Jackie arrives again at the farm one day, threatening to extort Kate over her disposal of the body, whom she learns was that of a local addict, Greg Kaminski, who overdosed on fentanyl Ryan dealt him (supplied by Jackie). Claire, aware that her mother would cover for her, manipulated her into disposing of the remains. Jackie drugs Kate by sticking her with a hypodermic needle. Kate comes up with a plot to burn down the barn for insurance money. As a cover, Jackie temporarily stays in the apartment above the barn, posing as Kate's newly-hired farmhand. Late one night, Jackie watches as Kate lights the barn on fire with a road flare before he flees in his car.

The following morning, Kate is questioned by police, who inform her that the charred remains of a body were found in the rubble. Kate suggests they could be that of Greg Kaminski, whom she says was a friend of Jackie. Jackie, who denied knowing Kate, is brought in for questioning. It is revealed that Kate, with Leslie's help, had retrieved Greg's body from the lake, and placed it in the barn's apartment just after Kate started the fire, effectively framing Jackie. Kate intentionally left behind a metal pin from the road flare, which Jackie was seen purchasing via store camera monitors; police assume Greg overdosed inside the apartment, and that Jackie started the blaze to cover up his death.
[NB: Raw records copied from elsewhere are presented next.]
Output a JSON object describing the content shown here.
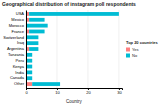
{
  "chart_data": {
    "type": "bar",
    "orientation": "horizontal",
    "stacked": true,
    "title": "Geographical distribution of instagram poll respondents",
    "xlabel": "Country",
    "legend_title": "Top 20 countries",
    "categories": [
      "USA",
      "Mexico",
      "Morocco",
      "France",
      "Switzerland",
      "Iraq",
      "Argentina",
      "Tanzania",
      "Peru",
      "Kenya",
      "India",
      "Canada",
      "Other"
    ],
    "series": [
      {
        "name": "Yes",
        "color": "#FF7F7F",
        "values": [
          1,
          1,
          0,
          1,
          0,
          0,
          1,
          0,
          0,
          0,
          0,
          0,
          2
        ]
      },
      {
        "name": "No",
        "color": "#00BCD4",
        "values": [
          29,
          5,
          7,
          5,
          4,
          4,
          3,
          2,
          2,
          2,
          2,
          2,
          9
        ]
      }
    ],
    "xlim": [
      0,
      31
    ],
    "xticks": [
      0,
      10,
      20,
      30
    ],
    "grid": true,
    "legend": "right"
  }
}
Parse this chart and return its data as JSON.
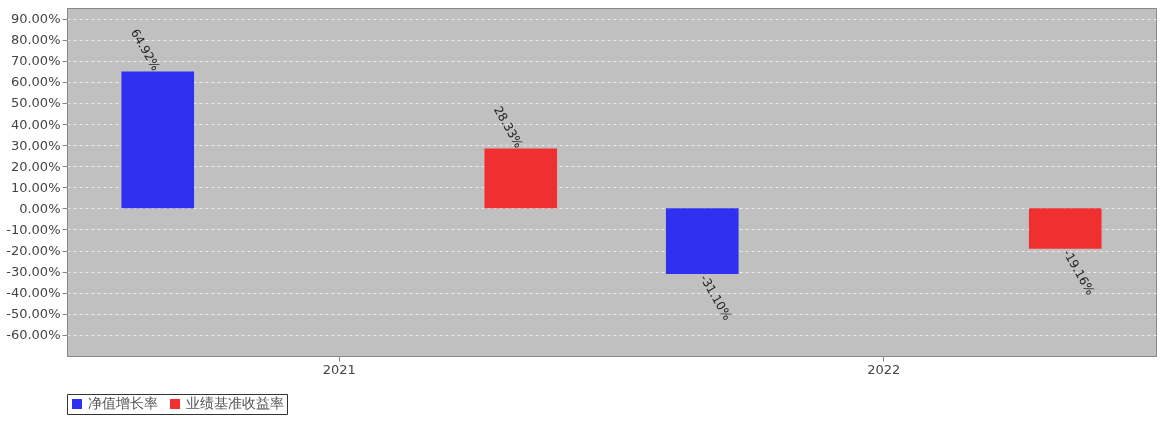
{
  "chart_data": {
    "type": "bar",
    "categories": [
      "2021",
      "2022"
    ],
    "series": [
      {
        "name": "净值增长率",
        "color": "#3030f0",
        "values": [
          64.92,
          -31.1
        ],
        "value_labels": [
          "64.92%",
          "-31.10%"
        ]
      },
      {
        "name": "业绩基准收益率",
        "color": "#f03030",
        "values": [
          28.33,
          -19.16
        ],
        "value_labels": [
          "28.33%",
          "-19.16%"
        ]
      }
    ],
    "ylim": [
      -70,
      95
    ],
    "yticks": [
      {
        "value": -60,
        "label": "-60.00%"
      },
      {
        "value": -50,
        "label": "-50.00%"
      },
      {
        "value": -40,
        "label": "-40.00%"
      },
      {
        "value": -30,
        "label": "-30.00%"
      },
      {
        "value": -20,
        "label": "-20.00%"
      },
      {
        "value": -10,
        "label": "-10.00%"
      },
      {
        "value": 0,
        "label": "0.00%"
      },
      {
        "value": 10,
        "label": "10.00%"
      },
      {
        "value": 20,
        "label": "20.00%"
      },
      {
        "value": 30,
        "label": "30.00%"
      },
      {
        "value": 40,
        "label": "40.00%"
      },
      {
        "value": 50,
        "label": "50.00%"
      },
      {
        "value": 60,
        "label": "60.00%"
      },
      {
        "value": 70,
        "label": "70.00%"
      },
      {
        "value": 80,
        "label": "80.00%"
      },
      {
        "value": 90,
        "label": "90.00%"
      }
    ],
    "grid": "y",
    "legend": "bottom"
  }
}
Kate is cleared of suspicion, while Jackie is charged with the crime. Back at the farm, Kate hires a crew to bulldoze and remove the rubble from the barn. Late one night, Kate is awakened by her dog barking, and finds Claire crying outside on the front porch. The two stare at one another through the front door window. It is left unknown if Kate will open the door.

==Production==

=== Development and casting ===
The film was announced in March 2023, with Brad Ingelsby writing and Michael Pearce directing. It was produced by Scott Free Productions and The Walsh Company, with Ridley Scott, Michael Pruss, Ingelsby, and Kevin J. Walsh as producers, with Sydney Sweeney, and Julianne Moore set to star in the film. In April 2023 Domhnall Gleeson was also added to the cast. In May 2024, Kyle MacLachlan, Fiona Shaw and Edmund Donovan were announced for the cast.

=== Filming ===
Principal photography commenced in New Jersey in May 2023, under the title Wildvale, and concluded in late June. Filming locations include Hunterdon County and Morris County. Production also occurred in the Underwater Stage at Pinewood Studios.

==Release==
It was released in select theaters in the United States on June 6, 2025, before being added to Apple TV+ on June 13.

==Reception==
On the review aggregator website Rotten Tomatoes, 53% of 93 critics' reviews are positive, with an average rating of 5.8/10. The website's consensus reads: "Julianne Moore's committed turn and the relatable premise of how far a parent will go for their child gives Echo Valley some high peaks, but soporific plotting sends it sloping back down to routine territory." Metacritic, which uses a weighted average, assigned the film a score of 54 out of 100, based on 22 critics, indicating "mixed or average" reviews.